Cyber charter schools in particular, notorious for consistently abysmal academic results and for being even more corrupt than brick-and-mortar charter schools, have come under fire because they receive large sums of public funds that are vastly disproportionate to their needs, functions, and claims. Overhead costs in cyber charter schools, it should be noted, are much lower than overhead costs in brick-and-mortar public schools and brick-and-mortar charter schools, but the flawed funding system essentially treats cyber charter schools like brick-and-mortar schools. Virtual charter schools also provide fewer services and resources than brick-and-mortar public schools, which can be especially problematic for students with special needs.
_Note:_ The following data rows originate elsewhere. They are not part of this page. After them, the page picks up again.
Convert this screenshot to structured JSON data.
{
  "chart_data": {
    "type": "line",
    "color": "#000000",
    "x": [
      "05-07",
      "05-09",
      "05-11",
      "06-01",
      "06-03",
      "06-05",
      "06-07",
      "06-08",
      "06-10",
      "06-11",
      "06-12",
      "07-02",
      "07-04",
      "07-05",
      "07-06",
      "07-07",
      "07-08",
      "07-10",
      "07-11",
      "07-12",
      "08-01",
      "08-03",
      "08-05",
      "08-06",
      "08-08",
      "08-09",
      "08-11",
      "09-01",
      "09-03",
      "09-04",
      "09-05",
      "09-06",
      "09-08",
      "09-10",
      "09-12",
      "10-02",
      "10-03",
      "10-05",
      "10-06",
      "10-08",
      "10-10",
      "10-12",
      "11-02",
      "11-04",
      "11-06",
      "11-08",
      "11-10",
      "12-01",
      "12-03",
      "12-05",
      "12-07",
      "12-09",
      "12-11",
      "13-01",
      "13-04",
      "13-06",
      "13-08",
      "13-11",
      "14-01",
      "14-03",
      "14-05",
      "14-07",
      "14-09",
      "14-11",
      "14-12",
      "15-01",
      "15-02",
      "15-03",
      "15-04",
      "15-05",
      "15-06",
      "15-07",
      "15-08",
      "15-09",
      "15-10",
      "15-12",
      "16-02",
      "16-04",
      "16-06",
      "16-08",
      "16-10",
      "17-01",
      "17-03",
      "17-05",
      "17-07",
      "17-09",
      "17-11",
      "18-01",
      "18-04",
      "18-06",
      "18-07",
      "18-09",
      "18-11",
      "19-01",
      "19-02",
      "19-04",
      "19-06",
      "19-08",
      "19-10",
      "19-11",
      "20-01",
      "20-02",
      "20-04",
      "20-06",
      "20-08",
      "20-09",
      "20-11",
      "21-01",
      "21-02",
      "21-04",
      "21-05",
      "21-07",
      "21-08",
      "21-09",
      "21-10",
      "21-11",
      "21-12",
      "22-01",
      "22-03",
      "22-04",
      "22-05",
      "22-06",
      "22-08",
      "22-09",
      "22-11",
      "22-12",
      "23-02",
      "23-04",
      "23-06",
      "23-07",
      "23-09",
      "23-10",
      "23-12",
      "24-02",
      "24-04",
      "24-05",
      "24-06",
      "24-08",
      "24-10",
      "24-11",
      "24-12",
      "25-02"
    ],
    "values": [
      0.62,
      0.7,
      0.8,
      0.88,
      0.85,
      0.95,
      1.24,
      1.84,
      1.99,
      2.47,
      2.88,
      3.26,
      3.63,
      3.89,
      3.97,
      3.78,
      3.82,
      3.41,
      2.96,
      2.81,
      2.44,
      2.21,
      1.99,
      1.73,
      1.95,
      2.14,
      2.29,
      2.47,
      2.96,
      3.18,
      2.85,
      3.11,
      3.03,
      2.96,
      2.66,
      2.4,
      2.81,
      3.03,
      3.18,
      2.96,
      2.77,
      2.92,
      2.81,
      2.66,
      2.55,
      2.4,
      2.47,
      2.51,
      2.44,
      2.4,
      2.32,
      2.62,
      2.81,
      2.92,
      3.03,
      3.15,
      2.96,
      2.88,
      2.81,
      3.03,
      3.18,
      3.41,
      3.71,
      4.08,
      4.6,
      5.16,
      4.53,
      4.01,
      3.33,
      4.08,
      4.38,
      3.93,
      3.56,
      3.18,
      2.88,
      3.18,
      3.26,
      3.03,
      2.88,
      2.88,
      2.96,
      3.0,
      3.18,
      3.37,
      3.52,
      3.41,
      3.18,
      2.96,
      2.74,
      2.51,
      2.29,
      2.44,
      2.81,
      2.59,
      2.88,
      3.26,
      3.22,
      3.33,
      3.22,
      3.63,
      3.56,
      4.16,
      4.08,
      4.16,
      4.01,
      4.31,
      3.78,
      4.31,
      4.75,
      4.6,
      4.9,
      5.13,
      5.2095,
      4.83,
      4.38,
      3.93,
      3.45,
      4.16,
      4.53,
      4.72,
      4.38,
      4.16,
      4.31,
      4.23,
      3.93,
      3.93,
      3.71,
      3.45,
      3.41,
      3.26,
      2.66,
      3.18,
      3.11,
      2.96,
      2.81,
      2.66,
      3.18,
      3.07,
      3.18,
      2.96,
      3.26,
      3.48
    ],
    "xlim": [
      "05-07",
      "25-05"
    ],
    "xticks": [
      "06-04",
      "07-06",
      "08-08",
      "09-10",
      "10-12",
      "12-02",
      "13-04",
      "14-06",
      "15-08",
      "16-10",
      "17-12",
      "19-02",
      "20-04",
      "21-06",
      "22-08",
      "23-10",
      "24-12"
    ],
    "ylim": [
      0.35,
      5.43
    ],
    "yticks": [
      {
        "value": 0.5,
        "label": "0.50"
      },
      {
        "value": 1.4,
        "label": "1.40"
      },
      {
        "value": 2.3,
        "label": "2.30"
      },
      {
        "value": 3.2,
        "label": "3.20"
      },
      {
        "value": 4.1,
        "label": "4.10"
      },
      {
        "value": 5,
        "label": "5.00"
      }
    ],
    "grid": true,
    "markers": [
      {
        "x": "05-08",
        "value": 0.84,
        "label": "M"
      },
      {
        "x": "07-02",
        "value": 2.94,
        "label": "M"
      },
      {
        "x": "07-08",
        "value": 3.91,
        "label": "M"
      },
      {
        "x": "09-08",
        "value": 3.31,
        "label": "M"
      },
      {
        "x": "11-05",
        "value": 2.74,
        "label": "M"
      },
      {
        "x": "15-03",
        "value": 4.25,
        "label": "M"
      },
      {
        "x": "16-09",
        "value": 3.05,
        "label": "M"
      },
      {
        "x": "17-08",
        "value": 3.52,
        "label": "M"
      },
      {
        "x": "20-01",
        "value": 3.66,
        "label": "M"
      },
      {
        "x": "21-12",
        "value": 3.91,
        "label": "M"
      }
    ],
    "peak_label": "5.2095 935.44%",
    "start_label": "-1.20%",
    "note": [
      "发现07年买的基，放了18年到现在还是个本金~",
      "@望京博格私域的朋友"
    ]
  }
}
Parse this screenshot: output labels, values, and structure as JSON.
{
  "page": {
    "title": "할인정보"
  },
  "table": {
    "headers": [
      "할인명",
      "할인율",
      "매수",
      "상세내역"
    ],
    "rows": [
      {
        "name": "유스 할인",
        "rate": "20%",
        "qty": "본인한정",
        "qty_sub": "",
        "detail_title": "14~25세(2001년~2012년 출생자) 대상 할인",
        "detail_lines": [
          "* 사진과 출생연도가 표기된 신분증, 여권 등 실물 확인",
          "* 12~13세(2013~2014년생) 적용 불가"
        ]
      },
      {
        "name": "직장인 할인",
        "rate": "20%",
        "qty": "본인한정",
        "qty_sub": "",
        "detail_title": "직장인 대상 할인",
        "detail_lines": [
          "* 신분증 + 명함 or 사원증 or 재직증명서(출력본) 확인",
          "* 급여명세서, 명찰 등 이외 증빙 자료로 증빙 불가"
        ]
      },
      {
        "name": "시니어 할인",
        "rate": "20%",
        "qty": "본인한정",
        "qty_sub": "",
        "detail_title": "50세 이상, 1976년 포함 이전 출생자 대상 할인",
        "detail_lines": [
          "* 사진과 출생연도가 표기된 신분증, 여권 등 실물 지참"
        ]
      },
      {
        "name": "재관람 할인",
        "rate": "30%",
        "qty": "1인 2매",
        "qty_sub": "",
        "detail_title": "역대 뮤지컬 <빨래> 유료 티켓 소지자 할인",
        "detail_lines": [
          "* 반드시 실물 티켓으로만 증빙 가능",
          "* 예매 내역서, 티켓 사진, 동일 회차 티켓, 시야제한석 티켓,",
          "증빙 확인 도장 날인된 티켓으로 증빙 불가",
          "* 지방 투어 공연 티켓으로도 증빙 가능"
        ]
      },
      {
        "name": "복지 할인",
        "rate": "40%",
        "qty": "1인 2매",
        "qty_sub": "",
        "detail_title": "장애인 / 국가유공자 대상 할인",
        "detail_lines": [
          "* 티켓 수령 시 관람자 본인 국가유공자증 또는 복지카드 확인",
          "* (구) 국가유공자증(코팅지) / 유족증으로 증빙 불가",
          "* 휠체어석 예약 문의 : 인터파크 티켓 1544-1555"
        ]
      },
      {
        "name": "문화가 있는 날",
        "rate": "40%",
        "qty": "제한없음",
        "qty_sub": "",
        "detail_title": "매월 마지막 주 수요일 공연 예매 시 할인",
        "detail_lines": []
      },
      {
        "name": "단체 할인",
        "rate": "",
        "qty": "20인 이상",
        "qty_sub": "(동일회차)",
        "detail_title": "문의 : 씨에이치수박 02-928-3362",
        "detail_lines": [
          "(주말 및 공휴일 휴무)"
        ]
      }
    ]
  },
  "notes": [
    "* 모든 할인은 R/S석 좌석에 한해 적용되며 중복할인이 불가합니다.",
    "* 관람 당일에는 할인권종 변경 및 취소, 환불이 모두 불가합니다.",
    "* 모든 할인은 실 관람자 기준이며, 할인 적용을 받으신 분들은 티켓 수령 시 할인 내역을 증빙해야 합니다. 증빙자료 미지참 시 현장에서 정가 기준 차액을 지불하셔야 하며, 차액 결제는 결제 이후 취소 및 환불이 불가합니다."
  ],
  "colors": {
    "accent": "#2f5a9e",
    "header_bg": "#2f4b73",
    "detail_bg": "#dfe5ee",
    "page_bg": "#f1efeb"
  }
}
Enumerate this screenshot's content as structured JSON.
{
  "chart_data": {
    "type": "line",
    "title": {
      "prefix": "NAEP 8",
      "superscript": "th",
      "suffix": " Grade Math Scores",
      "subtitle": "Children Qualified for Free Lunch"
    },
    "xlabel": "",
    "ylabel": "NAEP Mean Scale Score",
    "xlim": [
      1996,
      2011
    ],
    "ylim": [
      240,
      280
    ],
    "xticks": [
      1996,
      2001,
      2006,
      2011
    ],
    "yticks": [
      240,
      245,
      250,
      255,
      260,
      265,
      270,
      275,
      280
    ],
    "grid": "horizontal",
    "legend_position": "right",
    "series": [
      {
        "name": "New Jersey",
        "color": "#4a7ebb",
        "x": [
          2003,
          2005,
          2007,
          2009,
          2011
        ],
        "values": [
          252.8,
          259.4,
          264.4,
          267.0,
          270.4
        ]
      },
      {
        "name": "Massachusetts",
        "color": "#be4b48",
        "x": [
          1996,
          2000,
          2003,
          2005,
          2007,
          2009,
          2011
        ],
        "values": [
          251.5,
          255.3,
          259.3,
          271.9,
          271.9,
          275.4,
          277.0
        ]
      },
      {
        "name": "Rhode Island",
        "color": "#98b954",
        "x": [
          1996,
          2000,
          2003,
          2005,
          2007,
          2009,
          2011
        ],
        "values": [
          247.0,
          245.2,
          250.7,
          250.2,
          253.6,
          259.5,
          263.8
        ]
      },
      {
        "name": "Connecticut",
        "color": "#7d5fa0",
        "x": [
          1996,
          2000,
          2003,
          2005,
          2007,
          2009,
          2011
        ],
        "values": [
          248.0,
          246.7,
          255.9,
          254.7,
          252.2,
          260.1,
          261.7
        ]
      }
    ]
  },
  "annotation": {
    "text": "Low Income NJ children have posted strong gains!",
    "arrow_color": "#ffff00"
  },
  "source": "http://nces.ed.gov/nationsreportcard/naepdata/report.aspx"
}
All of this is beside the fact that charter schools have no legitimate claim to public money in the first place because they are not public entities in the proper sense of the word. Charter schools are privatized deregulated schools run by unelected private persons. Unlike public schools, charter schools are not agencies of the state and differ from public schools in profound ways. Charter school promoters, moreover, openly espouse “free market” ideology.

At a recent press conference addressing the siphoning of large sums of public funds from public schools to privately-operated charter schools, Christopher Dormer, superintendent of the Norristown school district, said that, “today is an attack on a law that is broken, with skewed formulas that have resulted in drastic overpayments to charters, with little or no oversight on how those tax dollars are being spent” (emphasis added). Dormer added:

I’ll tell you, it does not cost $14,000 per year to educate a child in a fully virtual environment’, referring to what Norristown pays per student attending cyber charters. In contrast, he said, it costs the district $5,500 to educate a student fully online.